Monday, June 30, 2014
The Testimony of Wonder Woman
"I call to the stand, Princess D--I'm sorry, ma'am, but...are you trussed up with a rope?"
"YES, that is true, I am trussed up with a lasso!"
"Doesn't...doesn't that sort of thing usually wait until a little later in the story? Never mind, I need you out of that so I can swear you in."
"The Lasso of Truth compels me to tell the truth!"
"Sigh. Fine; that works, too. Ms. Woman, please tell us how you feel you are faring, as a character, in the New52, particularly as compared to the previous DC universe or universes?"
"There's currently no alternate, ma'am."
"I'm not very happy."
"Whyever not?
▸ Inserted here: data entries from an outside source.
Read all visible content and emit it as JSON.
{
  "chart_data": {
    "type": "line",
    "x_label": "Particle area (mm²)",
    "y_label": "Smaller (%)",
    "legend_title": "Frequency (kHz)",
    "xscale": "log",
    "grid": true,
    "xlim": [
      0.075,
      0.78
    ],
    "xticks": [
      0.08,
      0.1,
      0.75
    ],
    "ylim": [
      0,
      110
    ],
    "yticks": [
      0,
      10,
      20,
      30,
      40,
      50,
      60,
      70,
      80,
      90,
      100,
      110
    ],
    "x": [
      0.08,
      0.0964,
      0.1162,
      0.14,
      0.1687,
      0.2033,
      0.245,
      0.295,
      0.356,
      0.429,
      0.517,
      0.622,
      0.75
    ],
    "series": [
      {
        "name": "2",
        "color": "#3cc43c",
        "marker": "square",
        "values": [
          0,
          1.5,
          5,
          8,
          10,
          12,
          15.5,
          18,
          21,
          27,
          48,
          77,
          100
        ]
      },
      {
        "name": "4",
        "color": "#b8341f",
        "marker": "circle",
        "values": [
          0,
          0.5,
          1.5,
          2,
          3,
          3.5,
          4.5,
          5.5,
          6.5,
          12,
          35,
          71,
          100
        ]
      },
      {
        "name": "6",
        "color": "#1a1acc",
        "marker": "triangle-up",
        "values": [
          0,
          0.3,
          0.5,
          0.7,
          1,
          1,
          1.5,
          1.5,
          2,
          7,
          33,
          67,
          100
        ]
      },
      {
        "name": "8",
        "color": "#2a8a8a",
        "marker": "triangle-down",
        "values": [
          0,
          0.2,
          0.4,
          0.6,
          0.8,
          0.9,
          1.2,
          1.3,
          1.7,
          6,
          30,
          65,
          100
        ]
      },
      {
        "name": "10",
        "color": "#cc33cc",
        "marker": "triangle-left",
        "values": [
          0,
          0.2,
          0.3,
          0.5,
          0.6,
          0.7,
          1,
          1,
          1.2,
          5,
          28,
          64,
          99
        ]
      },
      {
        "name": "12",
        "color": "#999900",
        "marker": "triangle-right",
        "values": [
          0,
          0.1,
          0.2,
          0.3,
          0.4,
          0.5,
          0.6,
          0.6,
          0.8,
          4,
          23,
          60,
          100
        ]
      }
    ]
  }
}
Hasn't your origin been fixed so that you're not a a demigod daughter of Zeus, rather than just some clay statue brought to life, thus elevating you from a mere Galatea ripoff to a mythic status according only to Western civilization's most revered and enduring heroic figures, including the likes of Herakles, Aeneas, and Percy Jackson?"
"Yes. that is true."
"Have the creative leaders and marketers of DC not made a priority of establishing you firmly as the third pillar of their heroic trinity of characters, along with Batman and Superman, affording you a level of importance and priority unprecedented in your character's history since the days of your strange creator, William Moulton Marston?"
"Yes, that is true."
"As evidence of this, are you not featured in the forthcoming Superman versus Batman film, and being given your own second digital-native anthology title, Sensation Comics'?
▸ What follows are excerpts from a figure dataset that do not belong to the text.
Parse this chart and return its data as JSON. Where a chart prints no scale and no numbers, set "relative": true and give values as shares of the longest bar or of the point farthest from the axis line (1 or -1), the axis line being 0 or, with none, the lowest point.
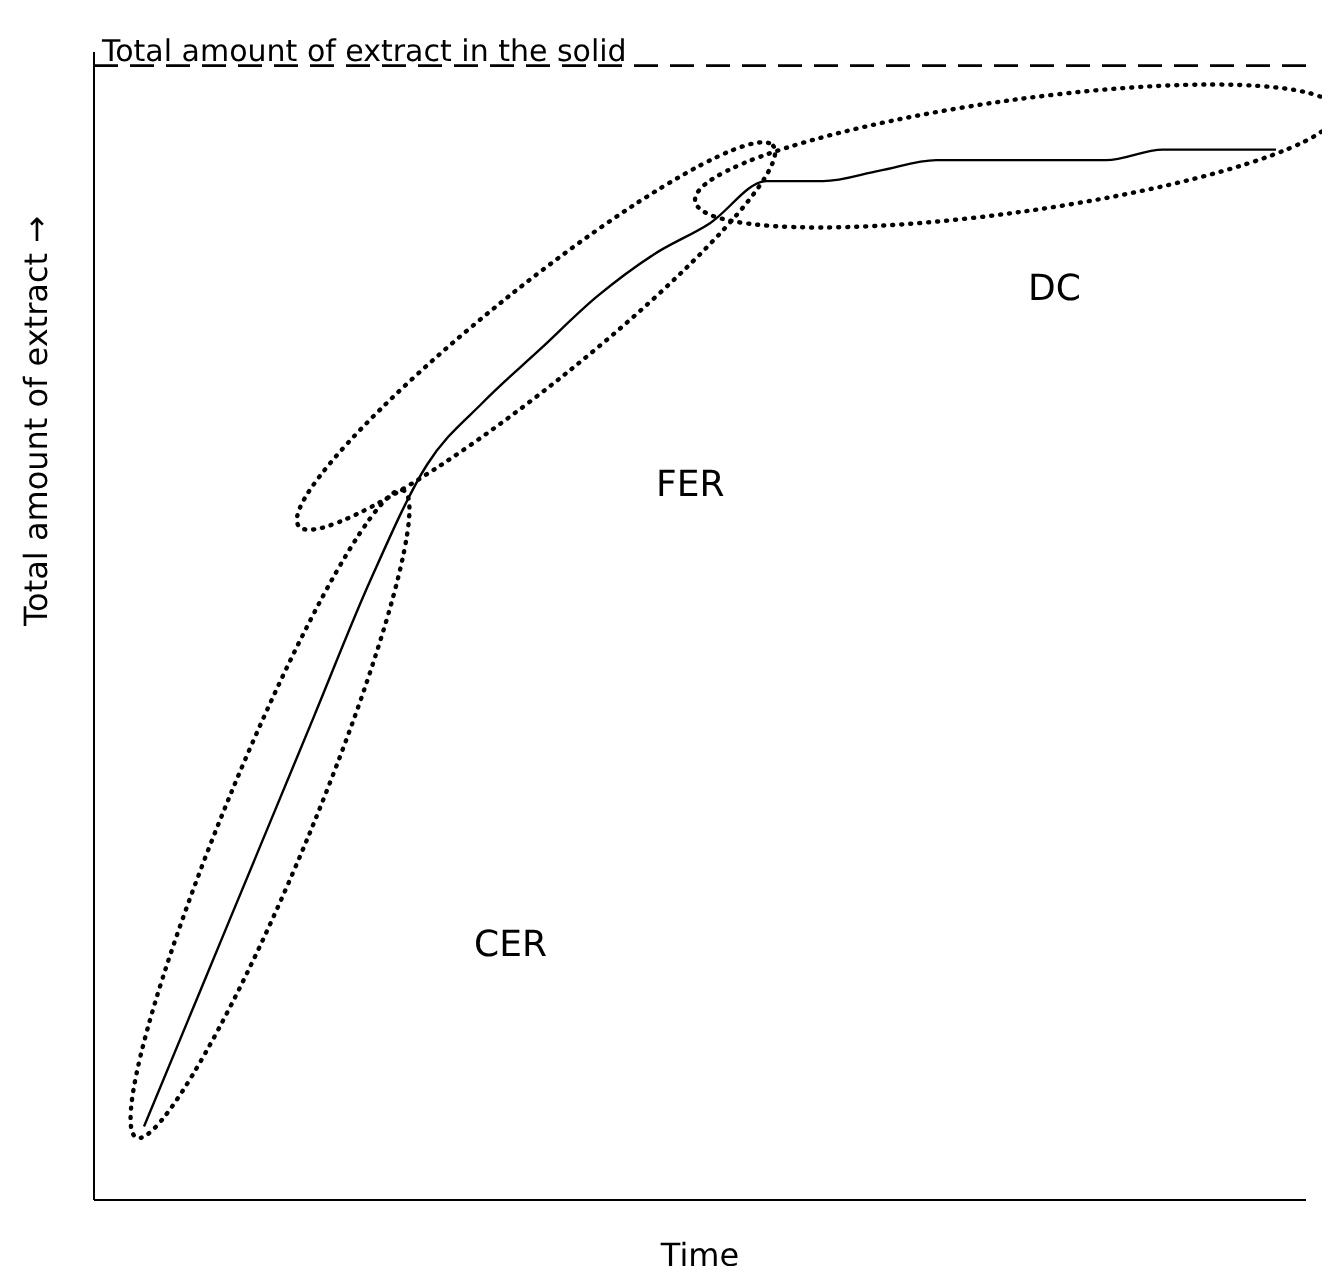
{
  "chart_data": {
    "type": "line",
    "relative": true,
    "xlabel": "Time",
    "ylabel": "Total amount of extract →",
    "categories": [
      null,
      null,
      null,
      null,
      null,
      null,
      null,
      null,
      null,
      null,
      null,
      null,
      null,
      null,
      null,
      null,
      null,
      null,
      null,
      null,
      null
    ],
    "series": [
      {
        "color": "#000000",
        "values": [
          0.07,
          0.2,
          0.33,
          0.46,
          0.59,
          0.7,
          0.76,
          0.81,
          0.86,
          0.9,
          0.93,
          0.97,
          0.97,
          0.98,
          0.99,
          0.99,
          0.99,
          0.99,
          1.0,
          1.0,
          1.0
        ]
      }
    ],
    "ref_lines": [
      {
        "axis": "y",
        "value": 1.08,
        "label": "Total amount of extract in the solid",
        "color": "#000000",
        "line_style": "dashed"
      }
    ],
    "annotations": [
      "CER",
      "FER",
      "DC"
    ],
    "grid": false,
    "marker": "none",
    "line_style": "solid"
  }
}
"Yes, that, too, is true."
"So, tell us, how can you not consider yourself better off?"
"I spend all my time hanging out with gods and no real people. This makes me hard to identify with. Plus the gods are a bunch of snarky PEOI. I used to have a job, and a home, and human friends and family. Now my family are all snakes and the most 'normal human' person I socialize with is Superman, because (I'm told) fans demanded it."
"And this disappoints?"
"When I should be dating Orion? Yes. I used to have FUN. I used to march and dance and march and sing and march and hang out with college sorority girls and march. I used to fight women in cat suits and kick midgets around and battle giant sentient eggs. Now all I do is fight monsters. Monsters have very bad breath, you know. My current author's casting of my world is strong, but idiosyncratic and not well suited to long-term developments. And while my adventures may be 'badass' as they say, they just seem to isolate me from the mainstream of DC continuity, unlike Aquaman, whose newly epic adventures position him more squarely in its mainstream. Awkwardly, with the disparity between my portrayal in my own books versus joint books like Justice League, I almost seem to be two different people."
"I empathize. So, if the theory is correct that DC is going to reboot its universe next year, this would not be a disappointment to you?"
"A re-boot? Who would love 're-booting' more than Wonder Woman? I think it might be a relief. Like a bath in milk."
"You may hop down from the stand now. No more questions. Other than why you're still dressed that way."